I'm currently reading Gravity's Rainbow, by Thomas Pynchon. Not that long ago I read Ulysses, by James Joyce. I was in over my head with Ulysses, often not getting the intended meaning. I felt underprepared as a reader. Maybe the experience gave me some empathy for students in that category, but as I no longer teach, there is not much benefit in that. Stylistically, Gravity's Rainbow is in the same mold and there are definitely passages which I don't get. But they are less frequent than with Ulysses and my background knowledge is better suited for understanding what Pynchon serves up.
In both cases the Kindle software aids in getting through the book. There is something called "reading speed" which is calibrated based on how fast prior pages were read. Then the software infers how long it will take to read the remainder of the chapter as well as the remainder of the book. In this way the reader can track the progress made - not in gaining understanding, but in completing the reading task. Even if such aids diminish the ability to concentrate on what is written, they do help in persisting with the reading. That is something.

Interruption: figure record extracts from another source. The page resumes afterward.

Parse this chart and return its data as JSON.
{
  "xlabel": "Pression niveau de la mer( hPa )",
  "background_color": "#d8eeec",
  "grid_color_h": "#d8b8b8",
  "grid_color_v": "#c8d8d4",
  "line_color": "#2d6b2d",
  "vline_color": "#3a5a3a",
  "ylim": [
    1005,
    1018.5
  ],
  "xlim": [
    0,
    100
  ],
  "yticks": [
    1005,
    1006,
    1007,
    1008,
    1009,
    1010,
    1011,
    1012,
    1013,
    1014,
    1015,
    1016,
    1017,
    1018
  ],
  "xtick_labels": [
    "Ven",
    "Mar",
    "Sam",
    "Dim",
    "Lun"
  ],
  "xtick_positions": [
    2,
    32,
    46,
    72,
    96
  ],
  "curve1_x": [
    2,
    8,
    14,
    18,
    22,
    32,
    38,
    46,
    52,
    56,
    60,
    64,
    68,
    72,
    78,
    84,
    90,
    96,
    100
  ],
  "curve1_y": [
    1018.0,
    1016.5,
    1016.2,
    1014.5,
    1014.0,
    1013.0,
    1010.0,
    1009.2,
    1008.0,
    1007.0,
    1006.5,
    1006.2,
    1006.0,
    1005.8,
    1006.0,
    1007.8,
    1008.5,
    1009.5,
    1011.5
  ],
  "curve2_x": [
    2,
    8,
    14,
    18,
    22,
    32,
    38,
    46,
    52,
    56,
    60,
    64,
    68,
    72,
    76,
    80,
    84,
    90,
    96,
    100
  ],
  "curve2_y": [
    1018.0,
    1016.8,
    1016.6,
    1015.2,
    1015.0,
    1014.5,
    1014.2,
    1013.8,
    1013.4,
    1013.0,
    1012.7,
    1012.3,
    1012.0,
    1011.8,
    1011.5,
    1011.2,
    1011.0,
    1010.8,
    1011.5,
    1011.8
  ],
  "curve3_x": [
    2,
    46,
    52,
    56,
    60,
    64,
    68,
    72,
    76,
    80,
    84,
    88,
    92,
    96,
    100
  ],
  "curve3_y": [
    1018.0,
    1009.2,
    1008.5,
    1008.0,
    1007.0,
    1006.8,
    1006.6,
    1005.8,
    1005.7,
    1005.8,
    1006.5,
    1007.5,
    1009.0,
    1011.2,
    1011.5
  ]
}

For books in the page-turner category, recently I've been relying on detective fiction, either by Raymond Chandler, whose protagonist Philip Marlowe is well known from the movies, or by Colin Dexter, whose Inspector Morse character I first encountered in the prequel Endeavour, which can be watched now on Amazon Prime. Yet quite recently I reverted to an old reliable, John Grisham, and purchased the trilogy: Camino Island, Camino Winds, and Camino Ghosts. The oddity in my title refers to the first two of these books.
At least in the Kindle version, there is a Study Guide with questions for discussion that appear immediately after the novel concludes. (I was somewhat disappointed that Amazon.com gave a table of contents for the preview of the print version but not a table of contents for the full book, so I don't know whether the Study Guide is also in the print version.) A study guide for page turner fiction, one that is included with the book rather than appear as CliffsNotes! Hmmmm!!!
I can only guess as to why this is happening and I will give my conjectures below. But let me say first that I would be delighted to learn what is really going on here. This is a case where I hope my guesses are off the mark.
First, whether Johnny can or can't read, it seems pretty clear that Johnny doesn't read. School is failing most students this way. When my kids were little there was Harry Potter, which received so many plaudits because it seemingly made Johnny interested in reading. And at least one of my kids developed the reading habit as a consequence. But for him, pleasure reading was mainly (perhaps exclusively) fantasy fiction. What about branching out from there? Might it be that English class has been restructured in that they have kids read page turner fiction in a variety of genres so that the kids can experience pleasure reading and thereafter self-direct their reading as a leisure activity?
I recall that when I was in junior high school and high school, much of what we read in English class was selected because it was thought to be "good for us" to read great works of fiction, even if the takeaway was nebulous to us students. Let me mention just two titles here, Lord of the Flies and Catcher in the Rye. I would guess that most of my friends read those in school. Assuming that, could they point to how reading those books contributed to their own personal growth? A discussion along those lines might be interesting for considering what English class should be doing today.
The other possibility is that the study guides in the first two books are really a setup for the third book, Camino Ghosts, which does not yet have a study guide. Without giving away the plot, the book title refers to the ghosts of former slaves and Africans who were brought to America but then escaped slavery. I should add that Camino Island is fictitious, but is set off the Florida coast northeast of Jacksonville. Florida is a state where banning books and not teaching Black history is happening now. Maybe Grisham novels might escape the scrutiny of Florida censors. Could it be that Camino Ghosts is aiming to be taught in the schools, a backdoor way for students to learn that Black history is real?
When I said above that I hope I'm wrong about this, it is because I'd prefer a front door way for students to learn Black history. And I'd rather that students develop the reading habit early, preferably in elementary school if at all possible. Reading is critical to learning to think reflectively. Yet there are obstacles to this, beyond book banning. Given those obstacles, maybe a pragmatic solution is something to hope for now.